Many people who have lactose intolerance also experience bloating, cramping, and other digestive issues. These symptoms can be especially painful for people who have IBS. Fortunately, there are some foods and beverages that can help treat these symptoms. Drinking bone broth can reduce digestive issues, including constipation, diarrhea, and abdominal cramps. If you want to try drinking bone broth as a way to treat your lactose intolerance, look for a brand that’s organic and contains no preservatives. You want to make sure that it’s safe for you to drink and contains ingredients that will help your symptoms.

Be mindful of the foods you eat and how they make you feel

As you’re managing your lactose intolerance, it’s important to be mindful of the foods that make you feel uncomfortable. If you eat dairy products, you may feel bloating, cramping, and other issues that indicate you’ve consumed too much lactose. You can avoid these symptoms by taking a Lactose Intolerance Self-Assessment before you eat dairy products. It’s also important to choose the right dairy products when you’re managing lactose intolerance. Cheddar cheese, feta cheese, and Swiss cheese all have lower levels of lactose than other types of cheese. And, sour cream, butter, and cream cheese all contain little to no lactose.

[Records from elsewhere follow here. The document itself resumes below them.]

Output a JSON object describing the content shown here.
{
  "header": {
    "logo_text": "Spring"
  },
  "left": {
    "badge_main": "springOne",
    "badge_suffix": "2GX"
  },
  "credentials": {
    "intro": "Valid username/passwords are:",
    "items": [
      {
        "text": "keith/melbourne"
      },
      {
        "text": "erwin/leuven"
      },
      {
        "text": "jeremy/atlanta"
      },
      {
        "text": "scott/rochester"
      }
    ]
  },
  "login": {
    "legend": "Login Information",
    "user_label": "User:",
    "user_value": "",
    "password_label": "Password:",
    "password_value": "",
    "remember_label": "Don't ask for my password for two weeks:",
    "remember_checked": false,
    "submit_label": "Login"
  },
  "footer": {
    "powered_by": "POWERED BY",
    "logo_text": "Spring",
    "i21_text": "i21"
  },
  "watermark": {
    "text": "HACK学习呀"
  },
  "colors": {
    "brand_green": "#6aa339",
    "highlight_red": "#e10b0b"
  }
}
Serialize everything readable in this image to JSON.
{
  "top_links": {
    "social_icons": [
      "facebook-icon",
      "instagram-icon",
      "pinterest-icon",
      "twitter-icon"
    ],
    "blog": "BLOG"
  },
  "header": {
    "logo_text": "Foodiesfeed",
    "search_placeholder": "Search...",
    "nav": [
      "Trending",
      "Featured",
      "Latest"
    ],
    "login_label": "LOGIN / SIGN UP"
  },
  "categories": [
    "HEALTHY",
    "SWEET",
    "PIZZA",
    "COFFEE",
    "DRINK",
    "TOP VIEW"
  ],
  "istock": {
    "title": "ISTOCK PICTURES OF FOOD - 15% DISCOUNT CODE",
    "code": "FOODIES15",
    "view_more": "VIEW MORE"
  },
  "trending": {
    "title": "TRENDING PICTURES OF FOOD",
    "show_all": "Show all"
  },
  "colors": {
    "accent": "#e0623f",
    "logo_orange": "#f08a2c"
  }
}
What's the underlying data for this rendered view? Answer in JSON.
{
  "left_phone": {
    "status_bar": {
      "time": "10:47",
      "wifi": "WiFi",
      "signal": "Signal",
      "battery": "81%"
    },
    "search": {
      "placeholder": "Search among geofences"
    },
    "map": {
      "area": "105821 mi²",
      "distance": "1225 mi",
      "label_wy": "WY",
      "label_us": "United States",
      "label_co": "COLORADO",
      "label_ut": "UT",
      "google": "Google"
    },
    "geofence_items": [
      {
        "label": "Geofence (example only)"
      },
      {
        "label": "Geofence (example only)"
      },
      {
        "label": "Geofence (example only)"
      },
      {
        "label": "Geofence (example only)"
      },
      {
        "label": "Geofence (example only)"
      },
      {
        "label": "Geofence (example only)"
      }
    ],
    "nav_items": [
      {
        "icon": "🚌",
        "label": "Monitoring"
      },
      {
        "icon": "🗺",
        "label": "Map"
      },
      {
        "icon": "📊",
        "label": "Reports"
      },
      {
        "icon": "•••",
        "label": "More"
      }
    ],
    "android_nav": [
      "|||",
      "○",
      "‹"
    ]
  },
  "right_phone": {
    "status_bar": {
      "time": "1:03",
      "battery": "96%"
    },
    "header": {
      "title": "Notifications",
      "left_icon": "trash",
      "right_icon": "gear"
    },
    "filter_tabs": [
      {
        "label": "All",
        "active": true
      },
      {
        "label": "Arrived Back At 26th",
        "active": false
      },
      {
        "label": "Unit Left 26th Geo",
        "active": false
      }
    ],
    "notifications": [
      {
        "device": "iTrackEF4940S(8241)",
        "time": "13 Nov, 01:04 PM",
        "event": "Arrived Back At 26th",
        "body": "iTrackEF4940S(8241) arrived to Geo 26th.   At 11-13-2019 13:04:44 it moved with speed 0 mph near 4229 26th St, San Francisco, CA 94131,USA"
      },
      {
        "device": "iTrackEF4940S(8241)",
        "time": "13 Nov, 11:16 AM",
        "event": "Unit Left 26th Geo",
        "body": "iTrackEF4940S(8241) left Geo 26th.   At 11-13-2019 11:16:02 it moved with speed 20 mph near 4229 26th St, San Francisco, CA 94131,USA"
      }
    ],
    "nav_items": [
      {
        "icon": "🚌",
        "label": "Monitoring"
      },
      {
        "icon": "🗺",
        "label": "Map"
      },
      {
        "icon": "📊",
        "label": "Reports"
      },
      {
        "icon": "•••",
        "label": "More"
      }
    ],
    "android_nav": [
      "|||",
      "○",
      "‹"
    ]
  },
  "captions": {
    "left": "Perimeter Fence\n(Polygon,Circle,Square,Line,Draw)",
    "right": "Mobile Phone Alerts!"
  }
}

We hope the article proved to be helpful in knowing more about Lactose Intolerance, its Symptoms, and its Causes. If you feel you are lactose intolerant, try to avoid dairy products and look for lactose-free alternatives. Thanks for reading and keep visiting us! Now that you know all about lactose intolerance, it’s time to clear up any misconceptions you may have had and take a better care of yourself!

Robert Mata

Robert Mata is a health writer with a passion for helping others improve their well-being. A graduate of the University of Texas at Austin, Robert has spent years researching and writing about topics such as healthy eating, physical fitness, and mental health.